Traditionally, the Finance Minister is the tough guy. The Finance Minister is the one that imposes fiscal discipline on his more or less unwilling colleagues all of whom are usually keen to protect their patch and deliver the goodies for their portfolio’s clients. As Peter Walsh (pretty much the creator of the tradition) used to say it’s the job for someone with no further political ambitions.
Tanner likes to pop up on the media, far too often, proclaiming himself the torch bearer of this tradition, but the evidence so far suggests otherwise. No amount of spin about the Government’s ‘toughness’ can hide the reality. As Alan Wood noted in the Australian today:
This is a Government that couldn’t make the hard spending decisions in its first budget, has managed only a half-hearted effort in its second and is unlikely to do much in its third, an election budget.
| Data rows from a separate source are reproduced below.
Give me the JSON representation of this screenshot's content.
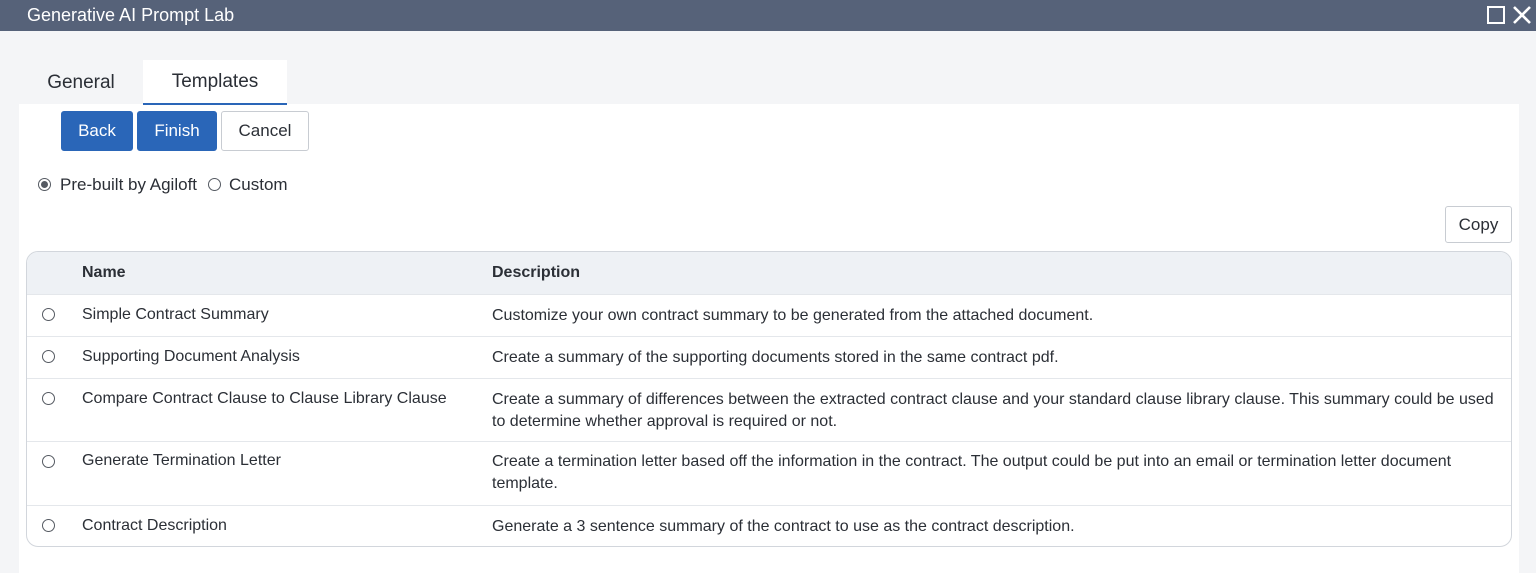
{
  "window": {
    "title": "Generative AI Prompt Lab"
  },
  "tabs": [
    {
      "label": "General"
    },
    {
      "label": "Templates"
    }
  ],
  "actions": {
    "back": "Back",
    "finish": "Finish",
    "cancel": "Cancel",
    "copy": "Copy"
  },
  "source_options": [
    {
      "label": "Pre-built by Agiloft",
      "selected": true
    },
    {
      "label": "Custom",
      "selected": false
    }
  ],
  "table": {
    "columns": {
      "name": "Name",
      "description": "Description"
    },
    "rows": [
      {
        "name": "Simple Contract Summary",
        "description": "Customize your own contract summary to be generated from the attached document."
      },
      {
        "name": "Supporting Document Analysis",
        "description": "Create a summary of the supporting documents stored in the same contract pdf."
      },
      {
        "name": "Compare Contract Clause to Clause Library Clause",
        "description": "Create a summary of differences between the extracted contract clause and your standard clause library clause. This summary could be used to determine whether approval is required or not."
      },
      {
        "name": "Generate Termination Letter",
        "description": "Create a termination letter based off the information in the contract. The output could be put into an email or termination letter document template."
      },
      {
        "name": "Contract Description",
        "description": "Generate a 3 sentence summary of the contract to use as the contract description."
      }
    ]
  },
  "colors": {
    "titlebar": "#566279",
    "primary": "#2a66b8",
    "header_bg": "#eef1f5"
  }
}
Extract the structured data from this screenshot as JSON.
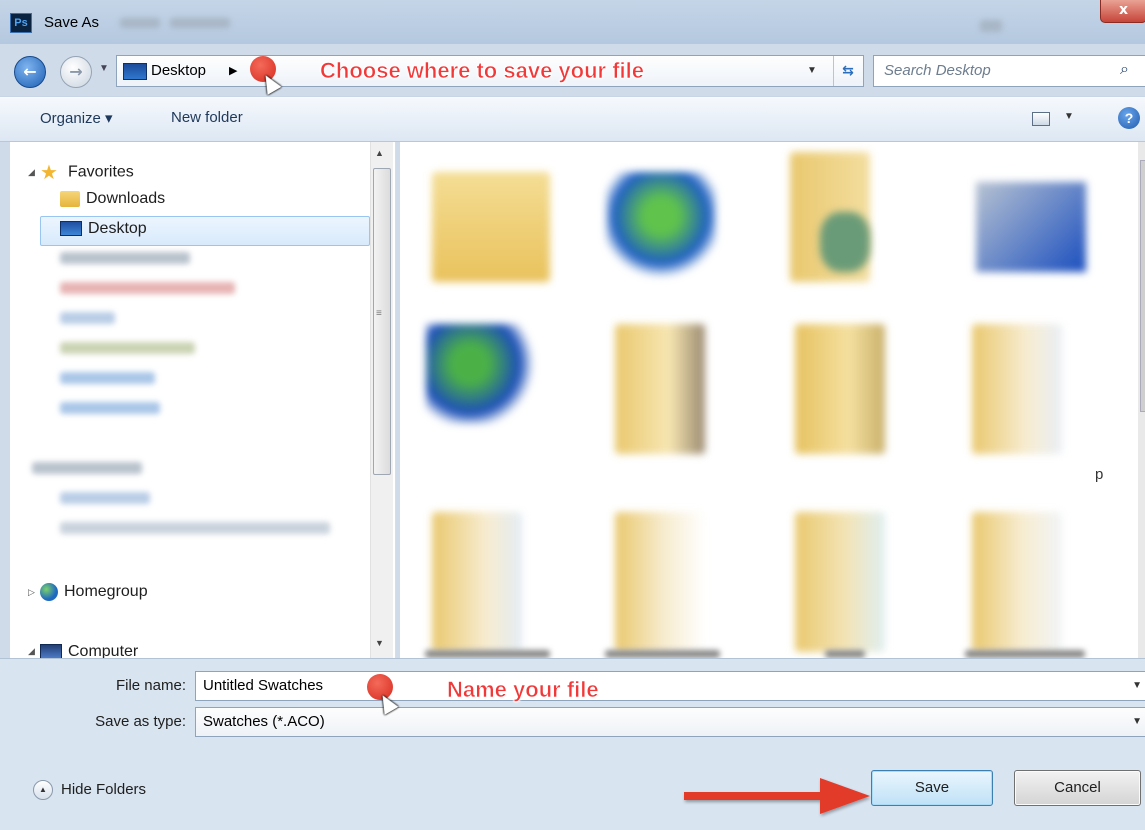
{
  "window": {
    "title": "Save As",
    "app_icon": "Ps",
    "close": "x"
  },
  "nav": {
    "back_icon": "←",
    "forward_icon": "→",
    "recent_icon": "▼",
    "address": "Desktop",
    "address_sep": "▶",
    "address_drop": "▼",
    "refresh": "⇆",
    "search_placeholder": "Search Desktop",
    "search_icon": "⌕"
  },
  "annotations": {
    "location_hint": "Choose where to save your file",
    "name_hint": "Name your file"
  },
  "toolbar": {
    "organize": "Organize ▾",
    "new_folder": "New folder",
    "view_drop": "▼",
    "help": "?"
  },
  "sidebar": {
    "favorites": "Favorites",
    "downloads": "Downloads",
    "desktop": "Desktop",
    "homegroup": "Homegroup",
    "computer": "Computer",
    "expanded": "◢",
    "collapsed": "▷"
  },
  "content": {
    "partial_label_suffix": "p",
    "items": [
      "",
      "",
      "",
      "",
      "",
      "",
      "",
      "",
      "",
      "",
      "",
      ""
    ]
  },
  "form": {
    "file_name_label": "File name:",
    "file_name_value": "Untitled Swatches",
    "save_type_label": "Save as type:",
    "save_type_value": "Swatches (*.ACO)",
    "drop": "▼"
  },
  "footer": {
    "hide_folders": "Hide Folders",
    "hide_arrow": "▲",
    "save": "Save",
    "cancel": "Cancel"
  },
  "colors": {
    "annotation_red": "#f2393a",
    "selection_blue": "#99c6f1"
  }
}
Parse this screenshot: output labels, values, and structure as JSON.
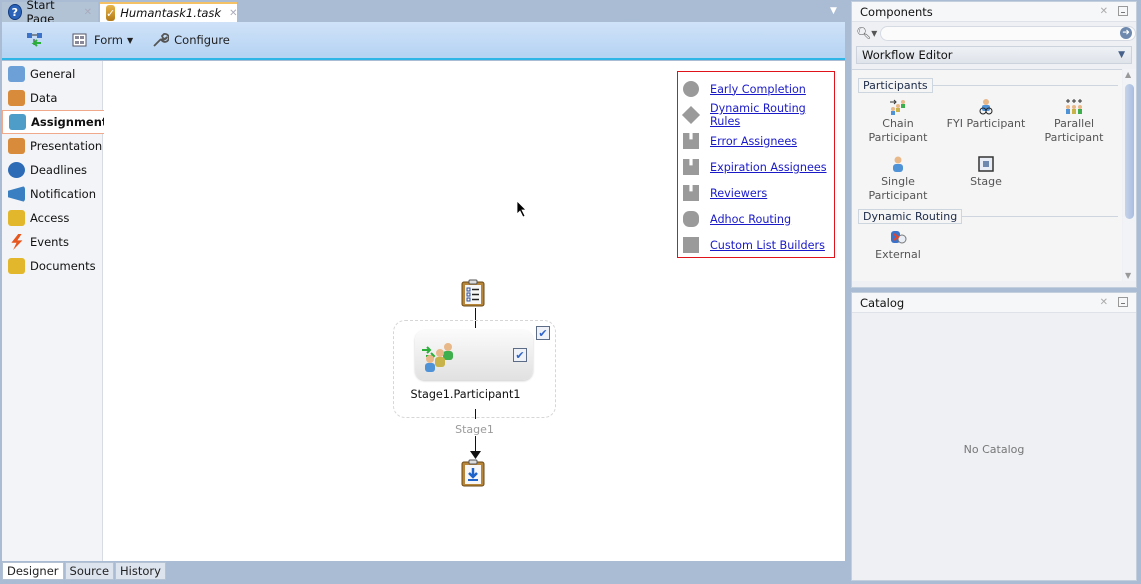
{
  "editor": {
    "tabs": [
      {
        "label": "Start Page",
        "icon": "help-icon",
        "active": false
      },
      {
        "label": "Humantask1.task",
        "icon": "task-icon",
        "active": true
      }
    ],
    "toolbar": {
      "form_label": "Form",
      "configure_label": "Configure"
    },
    "sidebar": {
      "items": [
        {
          "label": "General",
          "icon": "general-icon",
          "color": "#6ea0d8"
        },
        {
          "label": "Data",
          "icon": "data-icon",
          "color": "#d88b3a"
        },
        {
          "label": "Assignment",
          "icon": "assignment-icon",
          "color": "#4e9cc8",
          "selected": true
        },
        {
          "label": "Presentation",
          "icon": "presentation-icon",
          "color": "#d88b3a"
        },
        {
          "label": "Deadlines",
          "icon": "deadlines-icon",
          "color": "#2d6bb6"
        },
        {
          "label": "Notification",
          "icon": "notification-icon",
          "color": "#3a7fc2"
        },
        {
          "label": "Access",
          "icon": "access-icon",
          "color": "#e3b72b"
        },
        {
          "label": "Events",
          "icon": "events-icon",
          "color": "#e6561e"
        },
        {
          "label": "Documents",
          "icon": "documents-icon",
          "color": "#e3b72b"
        }
      ]
    },
    "links": [
      {
        "label": "Early Completion",
        "icon": "clock-icon"
      },
      {
        "label": "Dynamic Routing Rules",
        "icon": "diamond-icon"
      },
      {
        "label": "Error Assignees",
        "icon": "assignees-icon"
      },
      {
        "label": "Expiration Assignees",
        "icon": "assignees-icon"
      },
      {
        "label": "Reviewers",
        "icon": "assignees-icon"
      },
      {
        "label": "Adhoc Routing",
        "icon": "adhoc-icon"
      },
      {
        "label": "Custom List Builders",
        "icon": "list-builder-icon"
      }
    ],
    "flow": {
      "participant_label": "Stage1.Participant1",
      "stage_label": "Stage1",
      "stage_checked": true,
      "participant_checked": true
    },
    "bottom_tabs": [
      {
        "label": "Designer",
        "selected": true
      },
      {
        "label": "Source",
        "selected": false
      },
      {
        "label": "History",
        "selected": false
      }
    ],
    "link_border_color": "#e0121a",
    "link_color": "#1a1ac8"
  },
  "components": {
    "title": "Components",
    "search_placeholder": "",
    "dropdown_value": "Workflow Editor",
    "groups": [
      {
        "label": "Participants",
        "items": [
          {
            "label": "Chain Participant",
            "icon": "chain-participant-icon"
          },
          {
            "label": "FYI Participant",
            "icon": "fyi-participant-icon"
          },
          {
            "label": "Parallel Participant",
            "icon": "parallel-participant-icon"
          },
          {
            "label": "Single Participant",
            "icon": "single-participant-icon"
          },
          {
            "label": "Stage",
            "icon": "stage-icon"
          }
        ]
      },
      {
        "label": "Dynamic Routing",
        "items": [
          {
            "label": "External",
            "icon": "external-icon"
          }
        ]
      }
    ]
  },
  "catalog": {
    "title": "Catalog",
    "empty_text": "No Catalog"
  }
}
Tanner’s unwillingness, or inability, to do his job properly is further undermining the Government’s already shaky economic management credentials. He needs to scale back the media chattering and start putting some real muscle into the job.

One Comment
I could maybe understand your criticism of the 1st Budget, wherein the structural budget deficiencies left behind by the former government should have been identified and dealt with, even if the country was in rude good economic health at that time; what I can’t agree with is your criticism of the 2nd Budget, which needed to be toough, but not so tough that it exacerbated the economic instability around at the moment.
As many objective commentators have said, the 2nd Budget gets the balance between toughness and caution about right.